The Lundquist Institute's investigator Frans Walther, MD, Ph.D., has received a two-year grant from the Bill & Melinda Gates Foundation in the amount of $471,858.00 to support the development of a synthetic aerosolized lung surfactant and a non-invasive delivery device for use in infant respiratory distress syndrome (RDS), a significant cause of neonatal mortality and morbidity. Newborns experiencing RDS must dramatically increase the effort to take each breath, due to a lack of adequate, naturally occurring surfactant production in their lungs. This deficiency of lung surfactant leads to fatigue, episodes of apnea, hypoxia, wasting, and potentially death if untreated.
The target completion date for the funded research leading to the development of an aerosolized lung surfactant is March of 2024. This research is part of a multi-dimensional research project under the direction of Dr. Walther and aimed at developing a synthetic lung surfactant to treat breathing problems in preterm infants with surfactant deficiency and lung immaturity (RDS) and in (near)term infants with surfactant inactivation due to meconium aspiration syndrome (MAS).

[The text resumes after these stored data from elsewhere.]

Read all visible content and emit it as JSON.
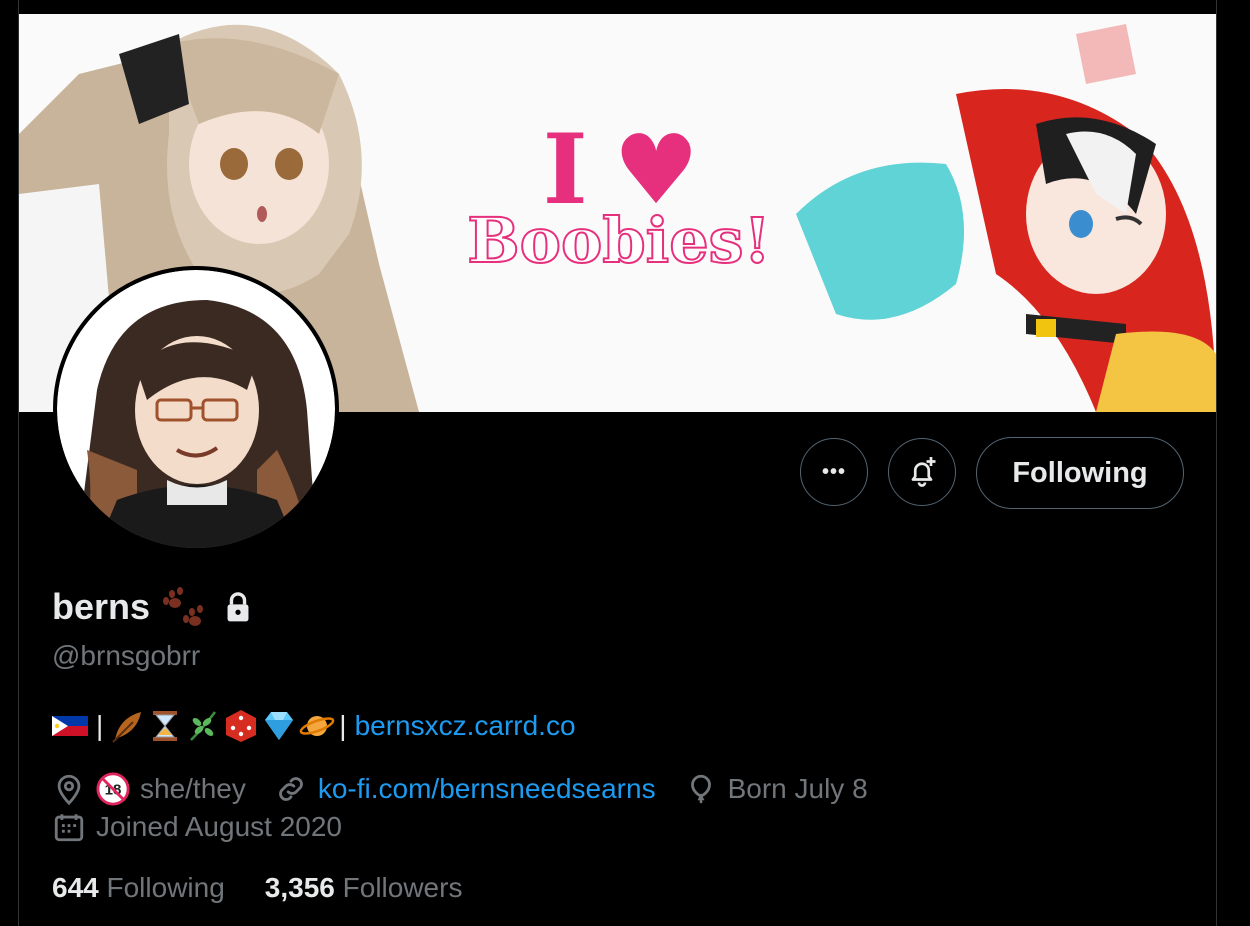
{
  "banner": {
    "line1": "I ♥",
    "line2": "Boobies!"
  },
  "actions": {
    "more_label": "•••",
    "following_label": "Following"
  },
  "profile": {
    "display_name": "berns",
    "handle": "@brnsgobrr",
    "bio_link": "bernsxcz.carrd.co",
    "bio_separator_left": "|",
    "bio_separator_right": "|",
    "location": "she/they",
    "website": "ko-fi.com/bernsneedsearns",
    "birthday": "Born July 8",
    "joined": "Joined August 2020"
  },
  "stats": {
    "following_count": "644",
    "following_label": "Following",
    "followers_count": "3,356",
    "followers_label": "Followers"
  },
  "colors": {
    "link": "#1d9bf0",
    "muted": "#71767b",
    "text": "#e7e9ea",
    "banner_text": "#e6307d"
  },
  "icons": [
    "paw-prints-icon",
    "lock-icon",
    "flag-ph-icon",
    "feather-icon",
    "hourglass-icon",
    "herb-icon",
    "die-icon",
    "gem-icon",
    "planet-icon",
    "location-pin-icon",
    "no-18-icon",
    "link-icon",
    "balloon-icon",
    "calendar-icon",
    "more-icon",
    "bell-plus-icon"
  ]
}
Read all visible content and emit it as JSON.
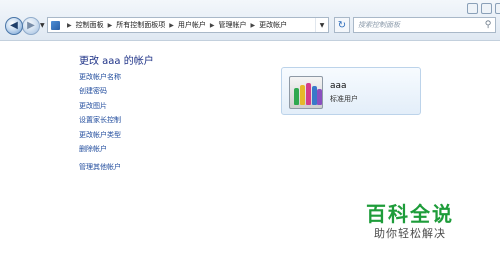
{
  "address_bar": {
    "breadcrumbs": [
      "控制面板",
      "所有控制面板项",
      "用户帐户",
      "管理帐户",
      "更改帐户"
    ],
    "search_placeholder": "搜索控制面板"
  },
  "main": {
    "title": "更改 aaa 的帐户",
    "tasks": [
      "更改帐户名称",
      "创建密码",
      "更改图片",
      "设置家长控制",
      "更改帐户类型",
      "删除帐户"
    ],
    "other_link": "管理其他帐户"
  },
  "account": {
    "name": "aaa",
    "type": "标准用户"
  },
  "watermark": {
    "main": "百科全说",
    "sub": "助你轻松解决"
  },
  "icons": {
    "back": "back-arrow-icon",
    "forward": "forward-arrow-icon",
    "control_panel": "control-panel-icon",
    "refresh": "refresh-icon",
    "search": "search-icon",
    "avatar": "crayons-icon"
  },
  "colors": {
    "link": "#1e4a9c",
    "title": "#1e3287",
    "watermark": "#1e9c3a"
  }
}
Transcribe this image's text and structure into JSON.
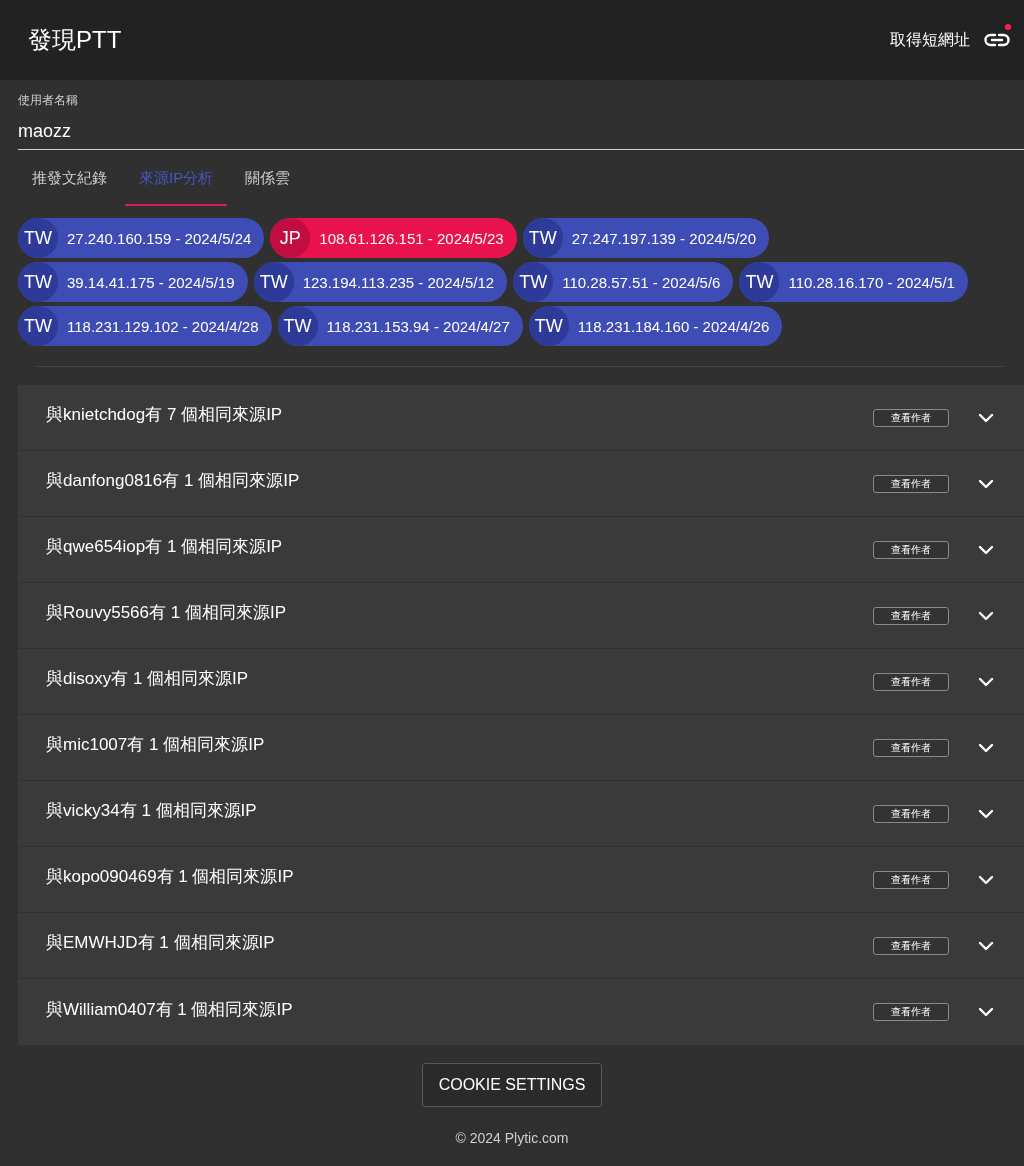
{
  "header": {
    "title": "發現PTT",
    "share_link": {
      "label": "取得短網址",
      "has_notification": true
    }
  },
  "username_field": {
    "label": "使用者名稱",
    "value": "maozz"
  },
  "tabs": [
    {
      "label": "推發文紀錄",
      "selected": false
    },
    {
      "label": "來源IP分析",
      "selected": true
    },
    {
      "label": "關係雲",
      "selected": false
    }
  ],
  "ip_chips": [
    {
      "country": "TW",
      "text": "27.240.160.159 - 2024/5/24",
      "selected": false
    },
    {
      "country": "JP",
      "text": "108.61.126.151 - 2024/5/23",
      "selected": true
    },
    {
      "country": "TW",
      "text": "27.247.197.139 - 2024/5/20",
      "selected": false
    },
    {
      "country": "TW",
      "text": "39.14.41.175 - 2024/5/19",
      "selected": false
    },
    {
      "country": "TW",
      "text": "123.194.113.235 - 2024/5/12",
      "selected": false
    },
    {
      "country": "TW",
      "text": "110.28.57.51 - 2024/5/6",
      "selected": false
    },
    {
      "country": "TW",
      "text": "110.28.16.170 - 2024/5/1",
      "selected": false
    },
    {
      "country": "TW",
      "text": "118.231.129.102 - 2024/4/28",
      "selected": false
    },
    {
      "country": "TW",
      "text": "118.231.153.94 - 2024/4/27",
      "selected": false
    },
    {
      "country": "TW",
      "text": "118.231.184.160 - 2024/4/26",
      "selected": false
    }
  ],
  "matches": [
    {
      "text": "與knietchdog有 7 個相同來源IP",
      "button": "查看作者",
      "expanded": false
    },
    {
      "text": "與danfong0816有 1 個相同來源IP",
      "button": "查看作者",
      "expanded": false
    },
    {
      "text": "與qwe654iop有 1 個相同來源IP",
      "button": "查看作者",
      "expanded": false
    },
    {
      "text": "與Rouvy5566有 1 個相同來源IP",
      "button": "查看作者",
      "expanded": false
    },
    {
      "text": "與disoxy有 1 個相同來源IP",
      "button": "查看作者",
      "expanded": false
    },
    {
      "text": "與mic1007有 1 個相同來源IP",
      "button": "查看作者",
      "expanded": false
    },
    {
      "text": "與vicky34有 1 個相同來源IP",
      "button": "查看作者",
      "expanded": false
    },
    {
      "text": "與kopo090469有 1 個相同來源IP",
      "button": "查看作者",
      "expanded": false
    },
    {
      "text": "與EMWHJD有 1 個相同來源IP",
      "button": "查看作者",
      "expanded": false
    },
    {
      "text": "與William0407有 1 個相同來源IP",
      "button": "查看作者",
      "expanded": false
    }
  ],
  "footer": {
    "cookie_button": "COOKIE SETTINGS",
    "copyright": "© 2024 Plytic.com"
  }
}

"I am very pleased to have received this generous grant from the Bill & Melinda Gates Foundation," said Dr. Walther, Principal Investigator at The Lundquist Institute and Professor of Pediatrics at the David Geffen School of Medicine at UCLA. "This grant will allow us to test the efficacy of both liquid and dry powder surfactant formulations along with developed delivery devices in vitro and in vivo, and to determine the best formulation of peptide, phospholipid, and excipient for lead candidate selection along with a device and subsequent IND-enabling studies. Our goal is to design, synthesize, and bring effective lung surfactant peptides, modeled after the sequence of human surfactant proteins B and C to clinical care. This grant will help us achieve these research goals."
"The Institute is grateful to the Bill & Melinda Gates Foundation for their support," said Dr. David Meyer, Ph.D., President, and CEO of The Lundquist Institute. "This is the type of trailblazing and state-of-the-art research that we are known for, especially given that we have been in the forefront of innovation in the field of lung surfactants since the 1980s."